Billy Mays may be dead but Sully is on the point! :laughing:
At least post a link for the pos...
So we know what the hell you're talking about!

http://www.turbosnake.com/Default.asp?tcode=pi8&tag=google&gclid=CP779urm-ZsCFSIuagodQw7b_Q&bhcp=1


----------



## hepco (Jul 29, 2008)

"But wait! Call now and well double the offer"

Hey make a commercial model and i want one.


----------



## bestval1 (Apr 6, 2009)

I love them, when the HO can not succeed and calls you, take it from him( and use ur imagination from here):whistling2::whistling2:


----------



## Phat Cat (Apr 1, 2009)

A Zip-It strip from Lowes does the same thing and it costs less than $2.00.

And it does work. :yes:


----------



## Pipedoc (Jun 14, 2009)

Oh ya! I don't know about you but I am gonna order 10 of them just for the peel and stick strips!!!!!:laughing::laughing::laughing:


----------



## SewerRatz (Apr 25, 2009)

I just seen these at the Ace hardware the other day. They call them Dragon snake but the exact same thing.

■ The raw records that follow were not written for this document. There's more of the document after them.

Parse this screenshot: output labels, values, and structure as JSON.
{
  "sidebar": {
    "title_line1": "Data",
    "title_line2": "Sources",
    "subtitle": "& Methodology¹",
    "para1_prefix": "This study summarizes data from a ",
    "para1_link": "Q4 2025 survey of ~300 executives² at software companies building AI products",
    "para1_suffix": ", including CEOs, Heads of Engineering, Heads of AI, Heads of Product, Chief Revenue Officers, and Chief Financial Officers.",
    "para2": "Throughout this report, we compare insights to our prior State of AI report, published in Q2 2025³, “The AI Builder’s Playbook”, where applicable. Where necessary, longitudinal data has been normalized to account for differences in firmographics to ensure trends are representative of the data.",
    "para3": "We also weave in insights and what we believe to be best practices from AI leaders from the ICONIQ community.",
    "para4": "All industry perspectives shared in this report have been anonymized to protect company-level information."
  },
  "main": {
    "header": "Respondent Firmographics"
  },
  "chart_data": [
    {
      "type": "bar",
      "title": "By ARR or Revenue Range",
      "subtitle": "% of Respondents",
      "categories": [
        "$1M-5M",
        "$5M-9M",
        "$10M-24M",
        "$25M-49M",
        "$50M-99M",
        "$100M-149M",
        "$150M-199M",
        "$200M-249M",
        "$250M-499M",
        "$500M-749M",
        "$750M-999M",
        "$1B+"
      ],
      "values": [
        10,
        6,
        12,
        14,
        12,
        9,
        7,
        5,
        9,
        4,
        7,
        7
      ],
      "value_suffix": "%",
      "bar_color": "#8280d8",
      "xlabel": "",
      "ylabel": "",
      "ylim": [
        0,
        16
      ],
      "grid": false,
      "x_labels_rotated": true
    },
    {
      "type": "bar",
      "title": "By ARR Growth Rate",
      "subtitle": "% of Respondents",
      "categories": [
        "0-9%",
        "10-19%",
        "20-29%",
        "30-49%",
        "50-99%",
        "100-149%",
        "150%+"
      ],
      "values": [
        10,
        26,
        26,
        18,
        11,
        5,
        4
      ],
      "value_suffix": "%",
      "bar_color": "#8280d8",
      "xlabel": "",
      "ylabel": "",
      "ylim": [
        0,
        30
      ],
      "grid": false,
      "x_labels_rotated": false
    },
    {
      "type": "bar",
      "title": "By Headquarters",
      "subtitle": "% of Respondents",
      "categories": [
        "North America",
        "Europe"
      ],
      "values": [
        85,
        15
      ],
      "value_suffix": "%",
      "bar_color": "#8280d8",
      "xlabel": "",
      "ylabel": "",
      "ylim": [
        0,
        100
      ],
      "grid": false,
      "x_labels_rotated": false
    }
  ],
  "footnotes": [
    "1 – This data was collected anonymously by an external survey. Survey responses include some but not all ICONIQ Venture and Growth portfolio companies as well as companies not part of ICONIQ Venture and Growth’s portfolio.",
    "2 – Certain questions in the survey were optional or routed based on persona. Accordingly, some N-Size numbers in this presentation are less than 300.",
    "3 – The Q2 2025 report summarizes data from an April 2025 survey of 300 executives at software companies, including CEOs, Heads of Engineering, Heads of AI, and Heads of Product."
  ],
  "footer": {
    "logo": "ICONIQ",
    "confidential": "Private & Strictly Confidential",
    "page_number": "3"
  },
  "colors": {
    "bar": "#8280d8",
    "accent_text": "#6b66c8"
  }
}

Selling them for a buck fifty each.


----------



## UnclogNH (Mar 28, 2009)

I'll just find those kinked up and tossed in the same corner as the $10.00 hand cranks. Along with the 2-4 bottles of draino. :laughing:


----------



## breid1903 (Feb 8, 2009)

*great for business*

when they try this and it doesn't work. then they try to ruin their drains with weird chemicals. plus eat the finish off tubs, lavs and kitchen sinks. then and only then they call me. my customers plug the line before they call me. breid..........


----------



## ROCKSTARPLUMBER (Dec 14, 2008)

Just saw the ad for that garbage. What a joke.


----------



## highpoint (Mar 3, 2009)

i love any POS contraption for a DIY.


----------